Staten Island singer-songwriter and blossoming star Ingrid Michaelson says she's still learning what goes into making a successful relationship. It's an unsurprising statement given the lyrical content of her increasingly popular release Girls and Boys. Tracks like the whimsical “Breakable,” the angsty “Starting Now” and the longing-filled lay “Corner of Your Heart,” among several others, all reflect on relationships, mostly gone awry. Despite — or perhaps due to — the past distresses stitched into her clouds-in-her-coffee ballads, one relationship continues to blossom for Michaelson, the one with an increasingly adoring fan base.
The relationship is certainly paying emotional dividends. Take, for example, Michaelson's reaction at a show at Rockwood Music Hall when the audience began to sing along.
“I almost cried,” Michaelson says, before adding a second, even more inspiring instance at New York's Knitting Factory. “People were just screaming it out. Every single song. Even the ones that weren't on the album and were just up on MySpace.”
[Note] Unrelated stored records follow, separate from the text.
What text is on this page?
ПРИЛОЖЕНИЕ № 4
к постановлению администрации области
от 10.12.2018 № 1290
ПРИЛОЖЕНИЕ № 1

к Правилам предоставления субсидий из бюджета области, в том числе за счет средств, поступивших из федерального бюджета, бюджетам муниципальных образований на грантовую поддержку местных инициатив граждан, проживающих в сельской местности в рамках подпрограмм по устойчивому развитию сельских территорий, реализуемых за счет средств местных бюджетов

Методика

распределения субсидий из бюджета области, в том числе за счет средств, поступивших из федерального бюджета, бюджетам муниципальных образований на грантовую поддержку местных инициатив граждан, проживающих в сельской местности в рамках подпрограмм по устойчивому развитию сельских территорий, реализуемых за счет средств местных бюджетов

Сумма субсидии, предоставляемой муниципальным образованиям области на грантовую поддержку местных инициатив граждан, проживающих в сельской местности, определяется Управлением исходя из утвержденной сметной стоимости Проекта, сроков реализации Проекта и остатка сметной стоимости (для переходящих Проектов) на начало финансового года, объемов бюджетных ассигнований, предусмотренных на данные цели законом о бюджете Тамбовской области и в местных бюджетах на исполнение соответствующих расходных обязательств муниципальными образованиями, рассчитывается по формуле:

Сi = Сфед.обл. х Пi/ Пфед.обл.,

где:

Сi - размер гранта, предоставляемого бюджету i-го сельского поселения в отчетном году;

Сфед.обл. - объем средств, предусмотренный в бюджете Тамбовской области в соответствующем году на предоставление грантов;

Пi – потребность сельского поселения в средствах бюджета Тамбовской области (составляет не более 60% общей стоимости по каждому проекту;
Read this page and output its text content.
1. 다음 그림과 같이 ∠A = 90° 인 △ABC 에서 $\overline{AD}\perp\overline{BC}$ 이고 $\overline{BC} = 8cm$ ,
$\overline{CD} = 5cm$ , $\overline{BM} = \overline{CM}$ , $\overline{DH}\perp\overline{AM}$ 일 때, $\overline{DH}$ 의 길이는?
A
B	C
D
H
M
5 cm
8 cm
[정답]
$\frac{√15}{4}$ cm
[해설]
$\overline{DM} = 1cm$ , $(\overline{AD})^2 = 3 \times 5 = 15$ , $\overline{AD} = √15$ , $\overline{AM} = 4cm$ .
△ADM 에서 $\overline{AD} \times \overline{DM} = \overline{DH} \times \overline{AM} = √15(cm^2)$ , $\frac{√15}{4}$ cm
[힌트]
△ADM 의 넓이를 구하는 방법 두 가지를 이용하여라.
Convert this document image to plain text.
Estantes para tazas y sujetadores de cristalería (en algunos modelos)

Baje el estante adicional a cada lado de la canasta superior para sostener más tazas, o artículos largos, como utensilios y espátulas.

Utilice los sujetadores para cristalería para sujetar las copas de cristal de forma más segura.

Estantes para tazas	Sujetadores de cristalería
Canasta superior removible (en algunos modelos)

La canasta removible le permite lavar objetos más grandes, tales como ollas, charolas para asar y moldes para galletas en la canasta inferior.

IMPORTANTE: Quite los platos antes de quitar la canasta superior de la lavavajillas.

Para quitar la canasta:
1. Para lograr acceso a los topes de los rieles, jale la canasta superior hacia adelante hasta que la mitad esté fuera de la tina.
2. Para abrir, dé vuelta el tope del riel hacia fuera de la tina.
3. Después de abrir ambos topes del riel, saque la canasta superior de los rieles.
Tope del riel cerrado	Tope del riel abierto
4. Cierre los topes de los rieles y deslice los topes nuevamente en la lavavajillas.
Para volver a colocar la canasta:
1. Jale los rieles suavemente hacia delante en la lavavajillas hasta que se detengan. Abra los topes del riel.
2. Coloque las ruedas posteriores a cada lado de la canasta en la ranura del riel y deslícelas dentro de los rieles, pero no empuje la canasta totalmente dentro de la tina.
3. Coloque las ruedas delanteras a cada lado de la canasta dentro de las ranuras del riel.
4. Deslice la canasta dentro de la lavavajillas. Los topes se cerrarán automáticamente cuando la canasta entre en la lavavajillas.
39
Responses like those have become more common since Michaelson received her big break, scoring songs “Corner of Your Heart” and “Keep Breathing” on ABC's hit show “Grey's Anatomy.” The latter was featured on the show's season three finale. Soon after, Michaelson found herself on “Good Morning America” and featured in the Wall Street Journal. To date she's logged over 1.8 million plays on MySpace, the forum where the “Grey's” producers first discovered her.
The placement on “Grey's Anatomy” served as the spark Michaelson had been looking for to propel a music career she had previously approached rather casually.
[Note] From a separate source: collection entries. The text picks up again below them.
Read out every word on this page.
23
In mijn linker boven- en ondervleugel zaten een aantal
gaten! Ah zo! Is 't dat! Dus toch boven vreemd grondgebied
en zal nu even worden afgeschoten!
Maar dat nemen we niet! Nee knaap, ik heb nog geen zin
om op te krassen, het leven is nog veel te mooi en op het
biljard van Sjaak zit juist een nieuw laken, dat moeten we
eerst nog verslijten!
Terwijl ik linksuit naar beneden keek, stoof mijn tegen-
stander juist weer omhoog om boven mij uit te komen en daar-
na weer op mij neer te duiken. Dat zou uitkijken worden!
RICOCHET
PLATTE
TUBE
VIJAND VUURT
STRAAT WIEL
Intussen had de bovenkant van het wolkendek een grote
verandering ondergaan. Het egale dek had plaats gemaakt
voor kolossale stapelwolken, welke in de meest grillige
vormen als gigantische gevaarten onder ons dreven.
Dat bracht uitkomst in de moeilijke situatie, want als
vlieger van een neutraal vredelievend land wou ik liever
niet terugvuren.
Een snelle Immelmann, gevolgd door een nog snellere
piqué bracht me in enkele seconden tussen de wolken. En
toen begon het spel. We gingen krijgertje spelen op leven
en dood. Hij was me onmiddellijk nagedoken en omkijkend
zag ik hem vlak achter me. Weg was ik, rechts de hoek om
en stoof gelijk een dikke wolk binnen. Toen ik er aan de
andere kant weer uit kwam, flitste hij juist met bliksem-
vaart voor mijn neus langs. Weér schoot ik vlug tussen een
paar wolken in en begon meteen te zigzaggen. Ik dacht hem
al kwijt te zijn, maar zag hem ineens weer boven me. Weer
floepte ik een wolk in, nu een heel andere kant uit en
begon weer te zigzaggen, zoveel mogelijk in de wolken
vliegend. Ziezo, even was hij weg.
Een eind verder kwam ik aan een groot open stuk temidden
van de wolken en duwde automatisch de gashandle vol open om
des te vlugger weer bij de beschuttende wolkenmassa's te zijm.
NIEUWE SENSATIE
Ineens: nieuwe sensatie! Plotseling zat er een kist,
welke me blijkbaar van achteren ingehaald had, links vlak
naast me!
“I had been playing for about three and a half years and not very aggressively. I had other jobs and I thought, 'If it works out — great.' I was never a driven soul,” Michaelson says. “I felt like I had been waiting for something to happen and shoot me off the ground a little bit.”
Since the TV placements, Michaelson's popularity has reached an all-time high, though she also attributes her ever-growing fan base to a change in her writing style.
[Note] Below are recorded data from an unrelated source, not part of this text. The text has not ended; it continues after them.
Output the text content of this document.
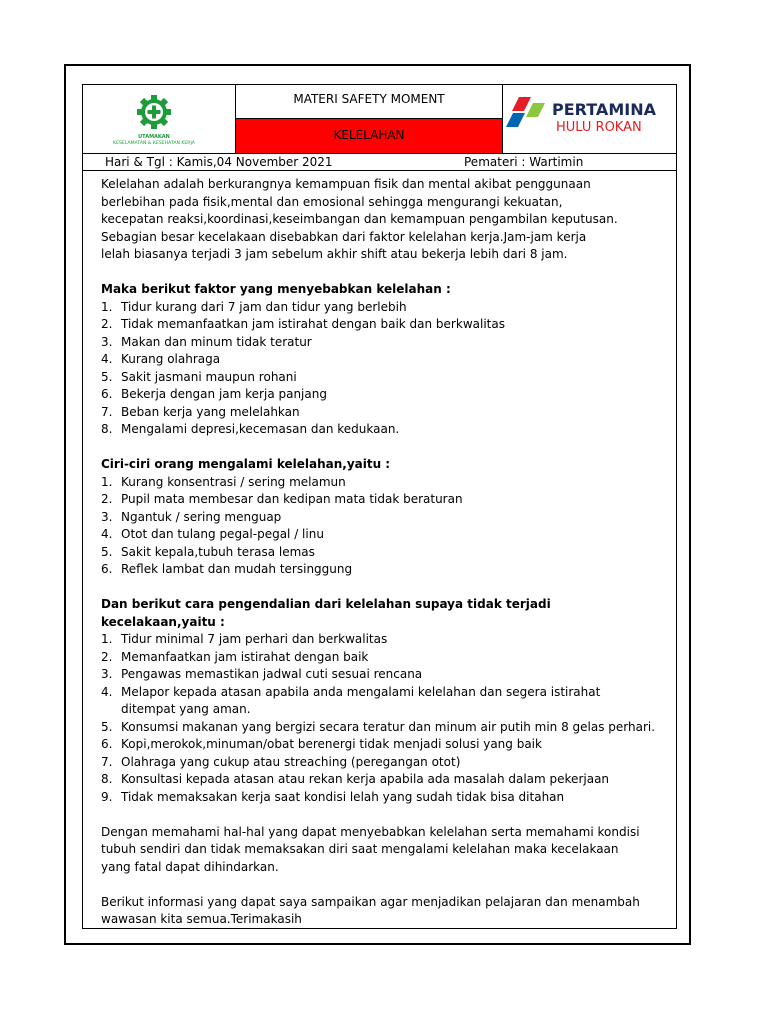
UTAMAKAN
KESELAMATAN & KESEHATAN KERJA
MATERI SAFETY MOMENT
KELELAHAN
PERTAMINA
HULU ROKAN
Hari & Tgl : Kamis,04 November 2021	Pemateri : Wartimin

Kelelahan adalah berkurangnya kemampuan fisik dan mental akibat penggunaan

berlebihan pada fisik,mental dan emosional sehingga mengurangi kekuatan,

kecepatan reaksi,koordinasi,keseimbangan dan kemampuan pengambilan keputusan.

Sebagian besar kecelakaan disebabkan dari faktor kelelahan kerja.Jam-jam kerja

lelah biasanya terjadi 3 jam sebelum akhir shift atau bekerja lebih dari 8 jam.

Maka berikut faktor yang menyebabkan kelelahan :

1. Tidur kurang dari 7 jam dan tidur yang berlebih
2. Tidak memanfaatkan jam istirahat dengan baik dan berkwalitas
3. Makan dan minum tidak teratur
4. Kurang olahraga
5. Sakit jasmani maupun rohani
6. Bekerja dengan jam kerja panjang
7. Beban kerja yang melelahkan
8. Mengalami depresi,kecemasan dan kedukaan.

Ciri-ciri orang mengalami kelelahan,yaitu :

1. Kurang konsentrasi / sering melamun
2. Pupil mata membesar dan kedipan mata tidak beraturan
3. Ngantuk / sering menguap
4. Otot dan tulang pegal-pegal / linu
5. Sakit kepala,tubuh terasa lemas
6. Reflek lambat dan mudah tersinggung

Dan berikut cara pengendalian dari kelelahan supaya tidak terjadi kecelakaan,yaitu :

1. Tidur minimal 7 jam perhari dan berkwalitas
2. Memanfaatkan jam istirahat dengan baik
3. Pengawas memastikan jadwal cuti sesuai rencana
4. Melapor kepada atasan apabila anda mengalami kelelahan dan segera istirahat
ditempat yang aman.
5. Konsumsi makanan yang bergizi secara teratur dan minum air putih min 8 gelas perhari.
6. Kopi,merokok,minuman/obat berenergi tidak menjadi solusi yang baik
7. Olahraga yang cukup atau streaching (peregangan otot)
8. Konsultasi kepada atasan atau rekan kerja apabila ada masalah dalam pekerjaan
9. Tidak memaksakan kerja saat kondisi lelah yang sudah tidak bisa ditahan

Dengan memahami hal-hal yang dapat menyebabkan kelelahan serta memahami kondisi

tubuh sendiri dan tidak memaksakan diri saat mengalami kelelahan maka kecelakaan

yang fatal dapat dihindarkan.

Berikut informasi yang dapat saya sampaikan agar menjadikan pelajaran dan menambah

wawasan kita semua.Terimakasih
“The first album I wrote was very adult contemporary,” she says. “It was piano ballads, full of 'oh, woe is me' and 'oh, how much I love him.' I was all about melody. Melody, melody, melody. Then I started listening to Death Cab for Cutie and Magnetic Fields and Sufjan Stevens and I realized that words are almost more important.” Now she's added the sort of verse that coffee-house poets pine for, with lines like those in reminiscent love song “The Hat.”
“So it's Christmas time / It's been three years / And someone else is knitting things for your ears / I have come to learn I'll only see you interrupting my dreams at night.”
Despite the focus on seldom successful relationships, Michaelson doesn't let the weight of her lyrics drag down the fun of her live performances, however. Quite the contrary.
“It's like a comedy hour,” Michaelson says. “I like the whole of performing. Making people laugh and including people.”
Now that sounds like a recipe for a very successful relationship.